Es hat sich als nächster Redner zu Wort gemeldet der Abgeordnete Dittes, PDS-Fraktion.

(Unruhe bei der CDU)

Sie sollten sich doch eigentlich mittlerweile daran gewöhnt haben, dass ich Mitglied dieses Parlaments bin.

(Beifall bei der PDS)

Meine Damen und Herren, ich habe lange überlegt, was man ehemaligen DDR-Bürgern, die Sie ja zum größten Teil sind, erklären muss, warum es eigentlich keinen Grund geben sollte, Menschen - ob nun durch Mauern oder durch mit Strafandrohung versehenen Regelungen in Gesetzen - in ihrer Freizügigkeit einzuschränken. Ich werde Ihnen die verfassungsrechtlichen Überlegungen, das heißt, die juristischen Argumente unserer Fraktion vorstellen, aber ich bin der Überzeugung, dass der normale Menschenverstand eigentlich derartiger Argumente nicht mehr bedarf. Allein die Redebeiträge, die wir eben vernommen haben, sprechen aber dennoch für die Notwendigkeit, Ihnen diese auch in diesem Fall nicht zu ersparen. Was ist die Absicht der PDS-Fraktion? Die Landesregierung soll aufgefordert werden, auf der Grundlage des § 58 Abs. 6 Asylverfahrensgesetz eine Rechtsverordnung dergestalt zu erlassen, dass sich Asylbewerberinnen und Asylbewerber ohne Erlaubnis in allen Landkreisen und kreisfreien Städten des Freistaats Thüringen vorübergehend aufhal

ten können. Grundlage für diese nach dem Asylverfahrensgesetz als möglich vorgesehene Ausweitung der Beschränkung des Aufenthalts ist die in § 56 geregelte Beschränkung auf den Bezirk der Ausländerbehörde, in dem die für die Aufnahme des Ausländers zuständige Aufnahmeeinrichtung liegt. Für Thüringen heißt das nichts anderes, als dass Asylbewerberinnen und Asylbewerber und Flüchtlinge sich lediglich erlaubnisfrei im Landkreis oder der kreisfreien Stadt aufhalten können, in der ihre Unterkunft - in der Regel ihre Gemeinschaftsunterkunft - liegt.

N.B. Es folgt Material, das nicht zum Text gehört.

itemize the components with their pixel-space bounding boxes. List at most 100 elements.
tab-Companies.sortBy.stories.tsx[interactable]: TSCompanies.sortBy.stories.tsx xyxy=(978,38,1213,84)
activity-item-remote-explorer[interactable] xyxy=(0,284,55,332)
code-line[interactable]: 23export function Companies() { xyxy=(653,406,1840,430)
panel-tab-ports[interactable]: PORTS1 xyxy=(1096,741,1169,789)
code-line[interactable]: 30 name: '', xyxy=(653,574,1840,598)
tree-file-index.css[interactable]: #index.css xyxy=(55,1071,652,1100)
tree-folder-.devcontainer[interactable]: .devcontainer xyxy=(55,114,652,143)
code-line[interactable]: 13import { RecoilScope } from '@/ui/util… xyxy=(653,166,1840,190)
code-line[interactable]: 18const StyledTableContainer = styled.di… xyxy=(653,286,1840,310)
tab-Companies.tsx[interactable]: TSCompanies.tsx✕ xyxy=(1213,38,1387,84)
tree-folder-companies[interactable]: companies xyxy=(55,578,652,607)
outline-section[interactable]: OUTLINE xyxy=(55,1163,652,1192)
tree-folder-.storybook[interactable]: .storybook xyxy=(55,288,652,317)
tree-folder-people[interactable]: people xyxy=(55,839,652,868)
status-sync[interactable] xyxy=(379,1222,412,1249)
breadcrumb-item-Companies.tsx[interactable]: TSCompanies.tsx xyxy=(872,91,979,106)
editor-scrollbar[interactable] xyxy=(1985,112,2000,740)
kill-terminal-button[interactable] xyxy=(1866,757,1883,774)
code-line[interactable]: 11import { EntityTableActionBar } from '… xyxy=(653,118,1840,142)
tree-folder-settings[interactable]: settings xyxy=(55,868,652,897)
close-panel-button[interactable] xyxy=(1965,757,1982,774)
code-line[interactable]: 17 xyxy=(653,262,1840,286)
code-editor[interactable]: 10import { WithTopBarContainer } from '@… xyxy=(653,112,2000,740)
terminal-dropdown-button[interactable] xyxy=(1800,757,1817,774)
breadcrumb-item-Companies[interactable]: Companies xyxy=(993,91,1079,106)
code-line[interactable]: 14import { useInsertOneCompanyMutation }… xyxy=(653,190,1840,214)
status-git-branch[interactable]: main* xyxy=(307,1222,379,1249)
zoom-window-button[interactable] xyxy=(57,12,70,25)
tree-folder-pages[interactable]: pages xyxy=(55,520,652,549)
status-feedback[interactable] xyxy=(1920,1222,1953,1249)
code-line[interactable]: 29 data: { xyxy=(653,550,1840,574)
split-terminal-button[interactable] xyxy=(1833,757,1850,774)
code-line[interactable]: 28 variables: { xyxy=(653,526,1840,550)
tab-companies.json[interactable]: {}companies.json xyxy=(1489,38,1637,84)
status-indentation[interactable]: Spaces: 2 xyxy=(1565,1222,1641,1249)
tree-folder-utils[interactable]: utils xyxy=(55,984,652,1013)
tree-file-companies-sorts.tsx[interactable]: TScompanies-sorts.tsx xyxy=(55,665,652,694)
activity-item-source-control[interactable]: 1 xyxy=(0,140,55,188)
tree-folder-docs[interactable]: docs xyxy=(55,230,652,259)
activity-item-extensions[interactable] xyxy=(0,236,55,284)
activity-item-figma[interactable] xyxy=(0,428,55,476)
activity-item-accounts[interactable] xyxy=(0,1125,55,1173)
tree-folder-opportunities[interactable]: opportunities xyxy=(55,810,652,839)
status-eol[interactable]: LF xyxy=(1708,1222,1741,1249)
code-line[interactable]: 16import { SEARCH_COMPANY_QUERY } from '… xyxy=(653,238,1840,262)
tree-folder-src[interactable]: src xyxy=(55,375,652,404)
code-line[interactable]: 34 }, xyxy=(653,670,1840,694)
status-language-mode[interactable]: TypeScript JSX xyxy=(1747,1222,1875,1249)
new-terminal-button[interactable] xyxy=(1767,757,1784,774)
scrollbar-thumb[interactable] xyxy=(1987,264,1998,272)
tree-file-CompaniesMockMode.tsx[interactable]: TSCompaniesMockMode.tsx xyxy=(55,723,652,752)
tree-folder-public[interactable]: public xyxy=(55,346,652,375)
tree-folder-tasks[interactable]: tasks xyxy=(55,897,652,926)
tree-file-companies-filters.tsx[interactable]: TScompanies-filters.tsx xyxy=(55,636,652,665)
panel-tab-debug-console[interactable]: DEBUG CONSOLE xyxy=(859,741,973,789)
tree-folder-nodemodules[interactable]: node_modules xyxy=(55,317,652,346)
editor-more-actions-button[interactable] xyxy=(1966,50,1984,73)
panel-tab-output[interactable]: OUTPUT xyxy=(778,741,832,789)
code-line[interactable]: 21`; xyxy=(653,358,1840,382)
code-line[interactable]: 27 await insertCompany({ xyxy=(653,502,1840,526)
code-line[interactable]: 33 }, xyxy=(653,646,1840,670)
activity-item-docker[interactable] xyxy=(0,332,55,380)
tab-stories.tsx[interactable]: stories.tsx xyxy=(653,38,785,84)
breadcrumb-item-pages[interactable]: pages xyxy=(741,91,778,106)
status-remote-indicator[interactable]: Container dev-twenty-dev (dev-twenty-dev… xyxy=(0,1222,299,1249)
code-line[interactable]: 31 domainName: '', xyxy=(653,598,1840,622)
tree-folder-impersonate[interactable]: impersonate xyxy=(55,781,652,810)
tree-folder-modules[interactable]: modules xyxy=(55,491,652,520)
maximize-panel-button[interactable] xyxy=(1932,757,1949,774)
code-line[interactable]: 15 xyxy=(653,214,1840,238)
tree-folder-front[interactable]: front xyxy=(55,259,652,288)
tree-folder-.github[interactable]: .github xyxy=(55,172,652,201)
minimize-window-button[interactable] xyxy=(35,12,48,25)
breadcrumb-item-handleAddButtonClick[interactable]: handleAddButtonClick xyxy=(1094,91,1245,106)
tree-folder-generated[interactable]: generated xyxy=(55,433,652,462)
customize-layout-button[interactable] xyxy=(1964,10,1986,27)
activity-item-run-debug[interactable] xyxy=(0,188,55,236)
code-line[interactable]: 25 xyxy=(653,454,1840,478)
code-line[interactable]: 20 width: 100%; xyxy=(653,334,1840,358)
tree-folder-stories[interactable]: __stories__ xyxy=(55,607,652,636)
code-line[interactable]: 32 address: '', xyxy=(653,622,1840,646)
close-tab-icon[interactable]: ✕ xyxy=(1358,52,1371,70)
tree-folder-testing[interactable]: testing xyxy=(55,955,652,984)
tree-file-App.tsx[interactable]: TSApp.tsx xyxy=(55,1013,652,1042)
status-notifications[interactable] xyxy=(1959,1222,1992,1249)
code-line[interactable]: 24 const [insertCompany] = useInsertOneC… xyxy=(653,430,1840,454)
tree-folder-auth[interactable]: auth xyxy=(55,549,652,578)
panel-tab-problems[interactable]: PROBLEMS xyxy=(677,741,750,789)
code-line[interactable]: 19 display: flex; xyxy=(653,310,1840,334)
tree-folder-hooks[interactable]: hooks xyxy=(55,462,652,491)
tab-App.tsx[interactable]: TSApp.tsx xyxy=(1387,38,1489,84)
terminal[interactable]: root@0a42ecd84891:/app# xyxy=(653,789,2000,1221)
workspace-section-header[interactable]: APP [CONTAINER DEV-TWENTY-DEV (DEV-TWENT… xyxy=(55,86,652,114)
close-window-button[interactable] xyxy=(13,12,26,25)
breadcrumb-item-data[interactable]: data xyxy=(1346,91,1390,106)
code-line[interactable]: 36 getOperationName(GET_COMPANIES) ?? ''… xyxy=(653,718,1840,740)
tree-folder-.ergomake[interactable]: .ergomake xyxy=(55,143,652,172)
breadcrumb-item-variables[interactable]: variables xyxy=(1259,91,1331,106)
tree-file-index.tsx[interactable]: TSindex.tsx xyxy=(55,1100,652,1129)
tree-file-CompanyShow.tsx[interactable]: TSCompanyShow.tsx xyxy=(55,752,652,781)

Meine Damen und Herren, was bedeutet das beispielsweise für Menschen, die in der Gemeinschaftsunterkunft in Markersdorf leben? Markersdorf liegt im Landkreis Greiz, aber in unmittelbarer Nähe zur kreisfreien Stadt Gera. Eine direkte Busverbindung nach Greiz existiert nicht. Die einzige Möglichkeit, mit dem Bus nach Greiz zu gelangen, beispielsweise zur Ausländerbehörde, führt über den Busknotenpunkt am Bahnhof in Gera. Und dort, meine Damen und Herren, werden Flüchtlinge kontrolliert, in Einzelfällen wurden ihnen die Ausweispapiere entzogen und sogar Bußgeldbescheide erlassen. Als ob diese Situation nicht schon makaber genug ist, riet etwa ein Polizeibeamter einem Flüchtling, er solle sich doch ein Taxi für die Fahrt nach Greiz nehmen. Aber nicht nur die fehlende direkte infrastrukturelle Anbindung lässt die Aufenthaltsbeschränkung zur quasi unerfüllbaren Vorschrift in diesem Fall werden. Die Fachärzte haben ihren Sitz in Gera, an die auch das Sozialamt verweist. Die Rechtsanwälte haben ihre Kanzleien in Gera, ebenso wie die Beratungsstelle der Diakonie ihren Sitz in der ehemaligen Bezirksstadt hat. Religiöse Betätigungen, soziale Kontakte, politische Aktivitäten und nicht zuletzt Möglichkeiten der sportlichen Betätigung sind an die Stadt Gera geknüpft. Und wenn Sie der Meinung sind, dass für eine Reihe dieser Betätigungen, dieser Besuche eine Erteilung einer Verlassensgenehmigung möglich wäre, dann möchte ich Sie kurz noch einmal darauf hinweisen, dass eine Antragstellung bei der Ausländerbehörde in Greiz für eine derartige Genehmigung ohne Verstoß gegen die Regelung des § 56 Asylverfahrensgesetz gar nicht möglich ist, sofern man auf die Nutzung der öffentlichen Personennahverkehrsmittel angewiesen ist. Noch etwas in diesem Fall. Das nächste Kartentelefon zur Gemeinschaftsunterkunft befindet sich in Weißig, also bereits im Stadtgebiet Gera, und ebenso auch die nächste Poststelle.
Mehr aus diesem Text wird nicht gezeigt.